At the end of last month, the Wall Street Journal reported that Apple is moving its Mac Pro production from the U.S. to China.
Later on, Apple has asked for import tariff exclusion, concerning 15 Mac Pro components made in China. The company argued in a filing that “There are no other sources for this proprietary, Apple-designed component”.
Last Friday (July 26), President Trump tweeted that his administration will not give tariff wavers, or any kind of relief, for Mac Pro parts made in China.
Even since his presidential campaign, Donald Trump has pressured Apple to move the production of some of its device in the United States. After the imposed tariffs on China imports last year, President Trump commented that the only way for Apple to avoid price increase, is to move product production to the United States.
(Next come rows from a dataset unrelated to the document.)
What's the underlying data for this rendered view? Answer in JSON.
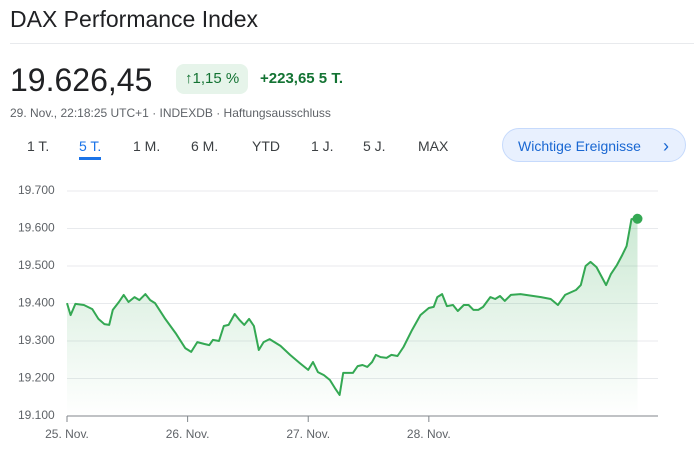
{
  "header": {
    "title": "DAX Performance Index",
    "price": "19.626,45",
    "change_percent": "1,15 %",
    "change_abs": "+223,65 5 T.",
    "meta": "29. Nov., 22:18:25 UTC+1 · INDEXDB · Haftungsausschluss"
  },
  "tabs": [
    "1 T.",
    "5 T.",
    "1 M.",
    "6 M.",
    "YTD",
    "1 J.",
    "5 J.",
    "MAX"
  ],
  "button": "Wichtige Ereignisse",
  "chart_data": {
    "type": "line",
    "color": "#34a853",
    "grid": true,
    "xlim": [
      0,
      4.9
    ],
    "xticks": [
      {
        "value": 0,
        "label": "25. Nov."
      },
      {
        "value": 1,
        "label": "26. Nov."
      },
      {
        "value": 2,
        "label": "27. Nov."
      },
      {
        "value": 3,
        "label": "28. Nov."
      }
    ],
    "ylim": [
      19100,
      19700
    ],
    "yticks": [
      {
        "value": 19700,
        "label": "19.700"
      },
      {
        "value": 19600,
        "label": "19.600"
      },
      {
        "value": 19500,
        "label": "19.500"
      },
      {
        "value": 19400,
        "label": "19.400"
      },
      {
        "value": 19300,
        "label": "19.300"
      },
      {
        "value": 19200,
        "label": "19.200"
      },
      {
        "value": 19100,
        "label": "19.100"
      }
    ],
    "x": [
      0,
      0.03,
      0.07,
      0.14,
      0.21,
      0.26,
      0.31,
      0.35,
      0.38,
      0.43,
      0.47,
      0.51,
      0.56,
      0.6,
      0.65,
      0.69,
      0.73,
      0.81,
      0.9,
      0.98,
      1.03,
      1.08,
      1.14,
      1.18,
      1.21,
      1.26,
      1.3,
      1.34,
      1.39,
      1.43,
      1.47,
      1.51,
      1.55,
      1.59,
      1.63,
      1.68,
      1.77,
      1.85,
      1.93,
      2.0,
      2.04,
      2.08,
      2.13,
      2.18,
      2.22,
      2.26,
      2.29,
      2.37,
      2.41,
      2.45,
      2.49,
      2.53,
      2.56,
      2.6,
      2.65,
      2.69,
      2.74,
      2.79,
      2.86,
      2.93,
      3.0,
      3.04,
      3.07,
      3.11,
      3.15,
      3.2,
      3.24,
      3.29,
      3.33,
      3.37,
      3.41,
      3.45,
      3.51,
      3.55,
      3.59,
      3.63,
      3.68,
      3.76,
      3.93,
      4.01,
      4.07,
      4.13,
      4.22,
      4.26,
      4.3,
      4.34,
      4.39,
      4.43,
      4.47,
      4.51,
      4.56,
      4.6,
      4.64,
      4.68,
      4.73
    ],
    "values": [
      19401,
      19369,
      19399,
      19396,
      19385,
      19359,
      19345,
      19343,
      19383,
      19404,
      19423,
      19404,
      19417,
      19409,
      19425,
      19409,
      19401,
      19361,
      19321,
      19281,
      19271,
      19297,
      19292,
      19289,
      19303,
      19300,
      19340,
      19343,
      19372,
      19356,
      19343,
      19359,
      19340,
      19276,
      19297,
      19305,
      19287,
      19263,
      19241,
      19223,
      19244,
      19217,
      19209,
      19196,
      19175,
      19156,
      19215,
      19215,
      19233,
      19236,
      19231,
      19244,
      19263,
      19257,
      19255,
      19263,
      19260,
      19284,
      19329,
      19369,
      19388,
      19391,
      19417,
      19425,
      19393,
      19396,
      19380,
      19396,
      19396,
      19383,
      19383,
      19391,
      19417,
      19412,
      19420,
      19407,
      19423,
      19425,
      19417,
      19412,
      19396,
      19423,
      19436,
      19449,
      19500,
      19511,
      19497,
      19473,
      19449,
      19479,
      19503,
      19527,
      19553,
      19625,
      19626
    ]
  }
}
As you know, the Trump administration proposed a new 25% tariff on $300 billion in Chinese goods, which are not already subject to tariffs. However, after the G20 meeting with Chinese officials, Trump agreed to postpone plans for said additional tariffs, indefinitely.
Many tech companies continue to worry that this trade truce could fall apart. They also say that such tariffs would increase costs for consumers, and harm their abilities to make a profit. That’s why it comes as no surprise that companies like Apple, HP, Dell Technologies, Intel, Microsoft, Sony, Nintendo and many more, have asked for their products to be excluded from the tariff in question.
The Mac Pro is supposed to go on sale this fall.